Сели в патрульную машину. Через четверть часа оказались на месте.

— Мы все до сих пор потрясены смертью Аллы, — сообщила полковнику Гущину начальница почтового отделения — пожилая, болезненного вида женщина, кутавшаяся в шерстяную кофту поверх форменной робы, несмотря на жаркий летний день. На почте работал кондиционер. И полковник Гущин сразу сильно закашлялся.

Начальница почты наблюдала за ним с холодным любопытством.

— Я сама ковидом тяжко переболела, таких, как вы, по кашлю могу узнать, тоже страдаю, — объявила она. — Мы двух почтальонов в ковид похоронили. А теперь еще Аллу Суркову убили. Мы хотели от почты траурный венок отправить на кладбище, но пока никто нас о месте прощания и погребения не известил.

— А что она говорила о своих родных? — спросил Гущин.

— Мать у нее давно умерла. А сын…

— У нее есть сын? — Полковник Гущин поразился, что никто из местных полицейских ему пока ничего не сообщил и он узнаёт о сыне как бы со стороны — от сотрудницы почты!

— Непутевый. Алла горя с ним хлебнула, — ответила начальница Сурковой. — Она особо-то не распространялась. Но однажды явилась, а лицо все в синяках — сказала сначала, мол, упала дома, а потом призналась — сынок ее приложил, избил. Ее сын даже не соизволил сообщить нам, где и как с ней проститься. Отдать последний долг.

— Он ее и не похоронил до сих пор, — вмешался участковый. — И тело матери из морга не забрал, насколько я знаю. Вы нам расскажите, пожалуйста, какие у вас накладки произошли в мае с выдачей пенсий и пособий.

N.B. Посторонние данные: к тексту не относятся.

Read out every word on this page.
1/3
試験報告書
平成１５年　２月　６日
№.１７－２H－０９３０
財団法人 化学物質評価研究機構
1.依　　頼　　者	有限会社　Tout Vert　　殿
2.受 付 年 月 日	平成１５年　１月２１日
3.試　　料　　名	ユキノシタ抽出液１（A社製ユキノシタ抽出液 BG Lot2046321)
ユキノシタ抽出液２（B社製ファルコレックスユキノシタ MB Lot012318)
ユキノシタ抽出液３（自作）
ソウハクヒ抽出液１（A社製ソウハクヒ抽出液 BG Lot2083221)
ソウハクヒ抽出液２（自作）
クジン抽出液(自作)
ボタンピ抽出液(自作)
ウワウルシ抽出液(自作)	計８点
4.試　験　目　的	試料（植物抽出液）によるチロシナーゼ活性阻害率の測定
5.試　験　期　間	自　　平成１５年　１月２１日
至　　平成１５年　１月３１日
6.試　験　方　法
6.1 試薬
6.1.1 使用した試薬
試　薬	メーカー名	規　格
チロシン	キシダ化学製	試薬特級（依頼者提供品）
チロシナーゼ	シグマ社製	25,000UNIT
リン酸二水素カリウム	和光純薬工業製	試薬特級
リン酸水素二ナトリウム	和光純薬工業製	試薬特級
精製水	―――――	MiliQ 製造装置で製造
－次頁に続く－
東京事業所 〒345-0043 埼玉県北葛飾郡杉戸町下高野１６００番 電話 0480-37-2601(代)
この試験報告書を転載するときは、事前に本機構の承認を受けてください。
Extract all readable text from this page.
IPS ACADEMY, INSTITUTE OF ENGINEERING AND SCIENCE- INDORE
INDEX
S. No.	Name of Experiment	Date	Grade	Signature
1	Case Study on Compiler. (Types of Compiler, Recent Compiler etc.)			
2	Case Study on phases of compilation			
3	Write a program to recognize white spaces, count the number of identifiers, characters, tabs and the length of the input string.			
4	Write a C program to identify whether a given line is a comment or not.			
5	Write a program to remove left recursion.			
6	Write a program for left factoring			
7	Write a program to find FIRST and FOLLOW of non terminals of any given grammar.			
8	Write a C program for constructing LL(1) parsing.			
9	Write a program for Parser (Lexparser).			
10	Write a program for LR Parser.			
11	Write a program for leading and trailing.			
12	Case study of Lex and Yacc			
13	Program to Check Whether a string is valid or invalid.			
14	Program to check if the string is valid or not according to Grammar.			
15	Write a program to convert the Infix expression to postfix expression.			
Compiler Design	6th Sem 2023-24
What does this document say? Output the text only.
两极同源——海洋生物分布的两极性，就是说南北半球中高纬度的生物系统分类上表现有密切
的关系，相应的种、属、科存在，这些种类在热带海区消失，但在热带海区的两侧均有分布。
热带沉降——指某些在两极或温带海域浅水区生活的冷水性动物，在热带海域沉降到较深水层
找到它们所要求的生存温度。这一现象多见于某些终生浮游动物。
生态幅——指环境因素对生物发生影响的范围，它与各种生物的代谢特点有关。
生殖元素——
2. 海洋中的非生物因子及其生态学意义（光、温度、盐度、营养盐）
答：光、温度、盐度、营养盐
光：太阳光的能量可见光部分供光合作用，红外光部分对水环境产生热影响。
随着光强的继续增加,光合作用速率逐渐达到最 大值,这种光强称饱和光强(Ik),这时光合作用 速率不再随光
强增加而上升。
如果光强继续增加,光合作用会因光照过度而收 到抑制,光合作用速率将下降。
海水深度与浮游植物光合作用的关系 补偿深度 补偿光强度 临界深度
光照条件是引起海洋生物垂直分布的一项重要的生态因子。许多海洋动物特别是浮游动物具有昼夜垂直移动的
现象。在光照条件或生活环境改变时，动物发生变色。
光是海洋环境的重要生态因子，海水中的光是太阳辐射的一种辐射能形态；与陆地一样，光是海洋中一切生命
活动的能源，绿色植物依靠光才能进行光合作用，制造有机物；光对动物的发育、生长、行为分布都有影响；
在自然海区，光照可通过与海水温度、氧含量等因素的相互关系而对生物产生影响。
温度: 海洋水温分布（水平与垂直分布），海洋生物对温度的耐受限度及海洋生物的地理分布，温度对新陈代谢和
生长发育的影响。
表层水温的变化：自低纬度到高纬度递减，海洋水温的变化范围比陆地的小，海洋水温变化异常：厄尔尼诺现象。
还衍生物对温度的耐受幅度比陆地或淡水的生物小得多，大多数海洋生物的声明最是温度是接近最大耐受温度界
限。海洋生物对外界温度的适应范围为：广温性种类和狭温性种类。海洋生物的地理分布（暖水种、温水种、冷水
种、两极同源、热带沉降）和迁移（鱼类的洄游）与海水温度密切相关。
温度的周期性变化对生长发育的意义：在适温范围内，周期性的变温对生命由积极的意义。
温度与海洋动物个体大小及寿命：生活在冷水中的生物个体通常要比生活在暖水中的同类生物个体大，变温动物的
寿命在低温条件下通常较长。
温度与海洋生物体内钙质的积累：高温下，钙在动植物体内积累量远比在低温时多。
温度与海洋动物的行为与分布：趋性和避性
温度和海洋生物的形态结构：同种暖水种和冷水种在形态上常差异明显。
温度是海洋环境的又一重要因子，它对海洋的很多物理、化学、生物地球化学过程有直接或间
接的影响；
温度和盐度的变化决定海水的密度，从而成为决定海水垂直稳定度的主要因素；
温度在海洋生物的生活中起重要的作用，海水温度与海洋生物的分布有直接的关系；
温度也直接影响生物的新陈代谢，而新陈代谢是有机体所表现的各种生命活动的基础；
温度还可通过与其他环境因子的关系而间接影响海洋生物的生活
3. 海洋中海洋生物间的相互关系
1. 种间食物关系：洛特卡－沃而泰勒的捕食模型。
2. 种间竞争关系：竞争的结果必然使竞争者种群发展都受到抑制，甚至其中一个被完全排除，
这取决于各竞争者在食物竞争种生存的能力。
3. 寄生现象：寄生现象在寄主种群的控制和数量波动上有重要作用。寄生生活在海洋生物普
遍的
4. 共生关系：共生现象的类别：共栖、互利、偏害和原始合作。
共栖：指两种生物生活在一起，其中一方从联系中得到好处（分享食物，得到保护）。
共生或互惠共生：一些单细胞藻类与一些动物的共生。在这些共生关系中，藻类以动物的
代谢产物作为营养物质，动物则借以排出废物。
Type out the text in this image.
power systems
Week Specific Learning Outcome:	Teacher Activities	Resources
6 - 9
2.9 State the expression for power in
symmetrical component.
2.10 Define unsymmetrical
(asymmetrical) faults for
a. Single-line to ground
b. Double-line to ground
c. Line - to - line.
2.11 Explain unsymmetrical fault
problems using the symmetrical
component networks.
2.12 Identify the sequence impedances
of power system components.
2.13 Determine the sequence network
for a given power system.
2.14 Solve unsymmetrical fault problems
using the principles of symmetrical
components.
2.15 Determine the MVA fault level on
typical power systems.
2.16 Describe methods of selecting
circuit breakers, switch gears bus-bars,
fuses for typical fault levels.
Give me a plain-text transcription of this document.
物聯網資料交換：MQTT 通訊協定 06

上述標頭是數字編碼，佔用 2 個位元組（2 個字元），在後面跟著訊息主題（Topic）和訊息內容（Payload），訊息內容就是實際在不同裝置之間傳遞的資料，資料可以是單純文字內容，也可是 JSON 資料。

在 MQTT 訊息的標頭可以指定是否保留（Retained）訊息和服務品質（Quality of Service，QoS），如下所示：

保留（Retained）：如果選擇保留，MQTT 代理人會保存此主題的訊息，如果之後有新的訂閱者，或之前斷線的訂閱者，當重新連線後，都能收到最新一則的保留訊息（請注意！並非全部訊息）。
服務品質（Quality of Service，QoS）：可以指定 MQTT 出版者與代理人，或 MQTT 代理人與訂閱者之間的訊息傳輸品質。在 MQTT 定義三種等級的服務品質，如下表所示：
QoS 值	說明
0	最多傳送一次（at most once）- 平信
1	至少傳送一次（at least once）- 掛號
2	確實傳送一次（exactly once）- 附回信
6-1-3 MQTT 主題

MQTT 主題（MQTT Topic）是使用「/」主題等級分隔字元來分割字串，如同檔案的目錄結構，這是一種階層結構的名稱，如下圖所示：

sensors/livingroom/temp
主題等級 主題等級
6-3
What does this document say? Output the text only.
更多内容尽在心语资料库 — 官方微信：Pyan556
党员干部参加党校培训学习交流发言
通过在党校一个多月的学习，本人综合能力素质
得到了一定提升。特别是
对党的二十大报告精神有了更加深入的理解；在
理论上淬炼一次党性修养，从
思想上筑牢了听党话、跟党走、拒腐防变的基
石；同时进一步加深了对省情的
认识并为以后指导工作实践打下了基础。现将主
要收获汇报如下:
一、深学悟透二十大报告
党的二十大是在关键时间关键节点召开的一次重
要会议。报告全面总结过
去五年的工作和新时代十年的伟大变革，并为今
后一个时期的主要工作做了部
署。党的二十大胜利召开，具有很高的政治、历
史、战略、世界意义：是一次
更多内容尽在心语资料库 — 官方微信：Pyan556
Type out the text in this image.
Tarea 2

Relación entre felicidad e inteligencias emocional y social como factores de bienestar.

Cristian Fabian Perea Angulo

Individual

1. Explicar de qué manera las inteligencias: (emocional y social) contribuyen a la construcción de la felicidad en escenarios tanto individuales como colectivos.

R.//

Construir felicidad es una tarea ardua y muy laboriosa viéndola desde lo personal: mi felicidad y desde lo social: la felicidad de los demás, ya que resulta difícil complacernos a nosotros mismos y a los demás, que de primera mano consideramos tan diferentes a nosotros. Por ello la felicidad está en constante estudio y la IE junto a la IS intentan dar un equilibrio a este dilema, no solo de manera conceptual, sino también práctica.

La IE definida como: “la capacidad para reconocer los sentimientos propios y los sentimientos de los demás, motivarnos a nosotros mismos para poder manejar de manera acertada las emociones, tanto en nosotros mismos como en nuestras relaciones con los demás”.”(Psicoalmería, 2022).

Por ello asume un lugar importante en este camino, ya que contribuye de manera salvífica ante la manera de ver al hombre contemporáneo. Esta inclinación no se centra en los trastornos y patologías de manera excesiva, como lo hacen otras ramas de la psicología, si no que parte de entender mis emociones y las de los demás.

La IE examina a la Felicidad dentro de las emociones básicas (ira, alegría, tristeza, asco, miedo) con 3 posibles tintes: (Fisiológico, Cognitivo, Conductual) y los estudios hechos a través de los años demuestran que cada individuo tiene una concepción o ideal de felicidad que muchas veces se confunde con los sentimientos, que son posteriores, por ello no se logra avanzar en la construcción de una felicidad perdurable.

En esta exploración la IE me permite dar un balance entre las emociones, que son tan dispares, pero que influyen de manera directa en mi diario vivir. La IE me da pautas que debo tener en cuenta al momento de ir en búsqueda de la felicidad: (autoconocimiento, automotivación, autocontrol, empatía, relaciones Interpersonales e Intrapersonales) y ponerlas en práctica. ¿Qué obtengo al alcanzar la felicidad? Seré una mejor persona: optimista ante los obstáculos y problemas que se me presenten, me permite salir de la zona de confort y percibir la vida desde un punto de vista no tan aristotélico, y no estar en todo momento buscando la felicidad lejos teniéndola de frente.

— Из-за майских праздников, — ответила начальник почтового отделения равнодушно. — Приходится смещать график — звонить нашим клиентам, предупреждать, что почтальон придет в другой, не назначенный официально день. Алла в мае большую часть пенсий и пособий раздала пятого и шестого числа. Обычно она забирает деньги для выплат утром в день раздачи, но в предпраздничные дни это происходит всегда накануне, потому что физически не успеешь, как в обычные будни. У нас же все связано со значительным расстоянием, с переездами на автобусе, с расписанием транспорта, тоже меняющимся в праздничные дни и между майскими выходными. Сельский почтальон вынужден приспосабливаться, чтобы всех охватить. Часть выплат по договоренности с клиентами мы порой переносим. В тот день, двадцатого мая, Алла как раз везла деньги в поселок и деревню, клиентам, которых не посетила в обычные дни выплат. А задержки всегда чреваты неприятностями.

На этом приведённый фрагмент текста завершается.